Bowl of smoky baked beans topped with grated vegan cheese, green onions and toast

It’s time for some awesome homemade smoky baked beans! We love these baked beans as part of a vegan breakfast, or as the perfect side dish at a plant-based BBQ!

  • Author: Rachel Steenland | The Plant Riot
  • Prep Time: 10 minutes
  • Cook Time: 20 to 30 minutes
  • Total Time: 30 to 40 minutes
  • Yield: 8 servings 1x

Ingredients

Scale
  • 1 tablespoon olive oil
  • 1 large onion (8 ounces / 225 grams), chopped
  • 3 garlic cloves, minced
  • 3 teaspoons smoked paprika (see note)
  • 2 cans navy beans, drained and rinses (see notes)
  • 1/2 cup ketchup
  • 1/4 cup black strap molasses
  • 1/4 cup brown sugar
  • 1 tablespoon soy sauce
  • 2 teaspoons Dijon or yellow mustard
  • 1/2 teaspoon ground black pepper
  • 2 cups vegetable broth

Instructions

  1. Add olive oil and onion to a large sauce pan, and sauté until onions soften. Next add the garlic and smoked paprika, stir and sauté for a further  1-2 minutes.
  2. Into the sauce pan, pour in drained beans, stir to combine.

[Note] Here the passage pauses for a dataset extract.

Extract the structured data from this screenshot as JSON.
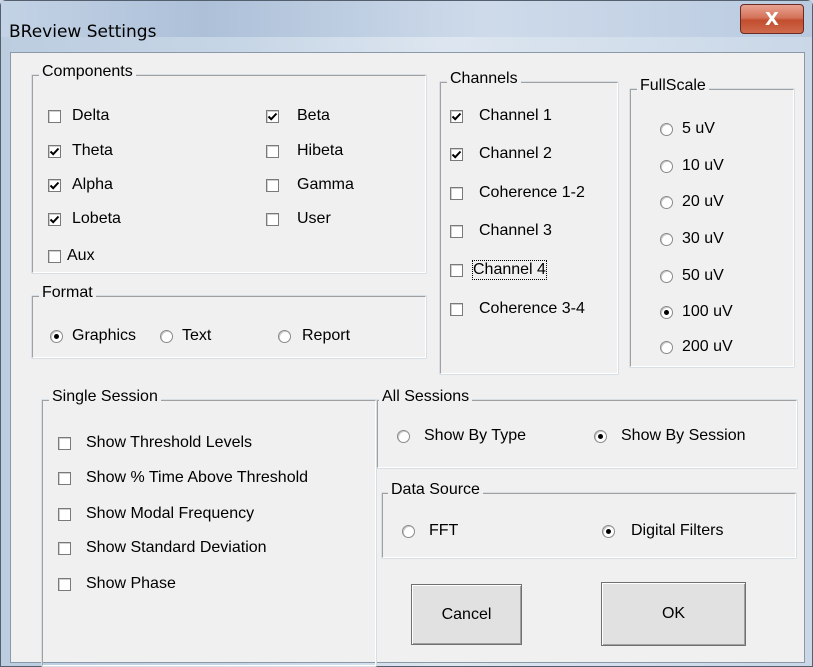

Then add the ketchup, black strap molasses, brown sugar, soy sauce, mustard and pepper, stir and cook for 1-2 minutes.
  3. Pour in the vegetable broth and bring to a boil, then reduce heat and simmer for 20 minutes or until the mixture has reduced and a thick sauce is achieved. You want the beans to have a thick smoky sauce, but not too soupy.
  4. Divide your smoky baked beans into six servings. Serve warm.

 

Serve your smoky baked beans with toast, as part of a delicious cooked breakfast alongside scrambled tofu or as a side dish at a plant-based BBQ! Enjoy!

Notes

  • If you don’t have access to smoked paprika, feel free to use smoky chipotle chili (which will also give the beans a spicy kick!) or liquid smoke. Start with a small amount either and adjust to suit your taste. But if you can’t find a smoky ingredient, don’t let it stop you – your homemade baked beans will be super-duper tasty all the same!
  • We normally use navy beans or pinto beans, but you could use just about any bean of choice. Navy, pinto, cannel, pink or kidney beans will all work well for this recipe!
Two cast iron skillets filled with smoky baKed beans, tofu scramble and cooke vegetables.